This is a post inspired by a question on the Go Forum. The question, paraphrased, was “If properly aligned writes are guaranteed to be atomic by the processor, why does the race detector complain?”
The answer is, there are two uses of the word atomic in play here. The first, the one the OP references, is a property of most microprocessors that, as long as the address of the write is naturally aligned–if it’s a 32-bit value, say, then it is always written to an address which is a multiple of four–then nothing will observe a half written value.
To explain what that means, consider the opposite, an unaligned write where a 32-bit value is written to an address whose bottom two bits are not zero. In this case the processor has to split the write into two, spanning the boundary. This is known as a torn write as an observer on the bus could see this partially updated value.1
These words comes from a time before multiple processors were common. At that time the observers of a torn read or write would most likely be other agents on the ISA, VESA, or PCI bus like disk controllers or video cards. However, we now live in the multi-core age so we need to talk about caches and visibility.
Since almost the beginning of computing, the CPU has run faster than main memory. That is to say, the performance of a computer is strongly related to the performance of its memory. This is known as the processor/memory gap. To bridge this gap processors have adopted caches which store recently accessed memory in a small, fast, store, closer to the processor.2 Because caches also buffer writes back to main memory, while the property that an aligned address will be atomic remains, when that write occurs has become less deterministic.3 This is the domain of second use of the word atomic, the one implemented by the sync/atomic
package.
In a modern multiprocessor system, a write to main memory will be buffered in multiple levels of caches before hitting main memory.
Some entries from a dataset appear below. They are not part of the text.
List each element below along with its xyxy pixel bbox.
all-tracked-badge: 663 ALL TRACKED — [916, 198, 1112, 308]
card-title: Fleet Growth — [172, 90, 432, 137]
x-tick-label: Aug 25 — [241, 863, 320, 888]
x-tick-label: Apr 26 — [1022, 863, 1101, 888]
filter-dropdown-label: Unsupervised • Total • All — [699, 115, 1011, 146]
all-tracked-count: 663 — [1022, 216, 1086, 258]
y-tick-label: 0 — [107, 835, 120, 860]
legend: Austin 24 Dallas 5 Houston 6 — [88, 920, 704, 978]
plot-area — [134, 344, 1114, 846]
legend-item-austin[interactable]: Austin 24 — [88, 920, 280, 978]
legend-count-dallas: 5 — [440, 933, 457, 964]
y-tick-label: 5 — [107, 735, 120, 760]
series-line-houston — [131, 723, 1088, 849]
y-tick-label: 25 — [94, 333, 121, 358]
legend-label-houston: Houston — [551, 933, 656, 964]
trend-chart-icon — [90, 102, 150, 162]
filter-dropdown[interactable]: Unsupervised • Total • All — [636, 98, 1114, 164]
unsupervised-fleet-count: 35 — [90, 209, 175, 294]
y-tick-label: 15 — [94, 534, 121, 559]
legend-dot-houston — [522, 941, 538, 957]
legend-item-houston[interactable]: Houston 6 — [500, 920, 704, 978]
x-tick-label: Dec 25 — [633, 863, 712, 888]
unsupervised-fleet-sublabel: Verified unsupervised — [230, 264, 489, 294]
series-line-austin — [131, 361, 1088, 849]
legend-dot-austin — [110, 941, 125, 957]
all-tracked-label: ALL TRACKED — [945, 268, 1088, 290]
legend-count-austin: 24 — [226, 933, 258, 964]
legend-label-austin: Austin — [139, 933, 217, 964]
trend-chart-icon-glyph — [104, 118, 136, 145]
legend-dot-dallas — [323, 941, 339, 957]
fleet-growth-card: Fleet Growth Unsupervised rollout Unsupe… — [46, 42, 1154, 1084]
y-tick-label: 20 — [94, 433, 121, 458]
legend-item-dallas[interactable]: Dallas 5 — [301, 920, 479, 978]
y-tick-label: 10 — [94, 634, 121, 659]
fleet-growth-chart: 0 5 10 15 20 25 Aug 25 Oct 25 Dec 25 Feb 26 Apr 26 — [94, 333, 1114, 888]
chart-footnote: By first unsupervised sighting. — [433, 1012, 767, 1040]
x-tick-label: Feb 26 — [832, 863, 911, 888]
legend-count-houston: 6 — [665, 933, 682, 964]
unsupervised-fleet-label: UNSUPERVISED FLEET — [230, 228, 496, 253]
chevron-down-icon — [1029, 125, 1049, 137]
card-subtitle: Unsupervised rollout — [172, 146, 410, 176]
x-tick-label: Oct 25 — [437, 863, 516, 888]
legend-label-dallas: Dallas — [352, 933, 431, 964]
This is done to to hide the latency of main memory, but in doing so it means that communicating between processors using main memory is now imprecise; a value read from memory may have already been overwritten by one processor, however the new value has not made its way through the various caches yet.
To solve this ambiguity you need to use a memory fence, also known as a memory barrier. A memory write barrier operation tells the processor that it has to wait until all the outstanding operations in its pipeline, specifically writes, have been flushed to main memory. This operation also invalidates the caches
4held by other processors, forcing them to retrieve the new value directly from memory. The same is true for reads, you use a memory read barrier to tell the processor to stop and synchronise with any outstanding writes to memory.
In terms of Go, read and write memory barrier operations are handled by the sync/atomic
package, specifically the family of atomic.Load
and atomic.Store
functions respectively.
In answer to the OP’s question: to safely use a value in memory as a communication channel between two goroutines, the race detector will complain unless the sync/atomic
package is used.
- Historically, most microprocessors, but notably not Intel, made unaligned writes illegal, causing a fault if an unaligned read or write was attempted. This simplified the design of the processor at a time when transistors were expensive by removing the requirement to translate unaligned loads and stores into the strictly aligned requirements of the memory sub-system. Today however, almost all microprocessors have evolved to permit unaligned access, at the cost of performance and the loss of the atomic write property.
- The first production computer to feature a cache was the IBM System/360 Model 85.
- This is a gross over simplification. At the hardware level ranges of physical addresses are required to be uncached for read, or obey write-through, rather than write-back, semantics. For the discussion of memory visibility between two goroutines in the same virtual address space, these details can be safely ignored.
- nitpicker’s note: technically the cache line is invalidated
- Even though most processors allow unaligned read and writes, atomic operations on memory require the address to be naturally aligned as the communication between processors is handled by the cache, which operates in terms of cache lines which are usually 64 bytes long. An unaligned read or write could therefore span two cache lines, which would be impossible to atomically synchronise across processors.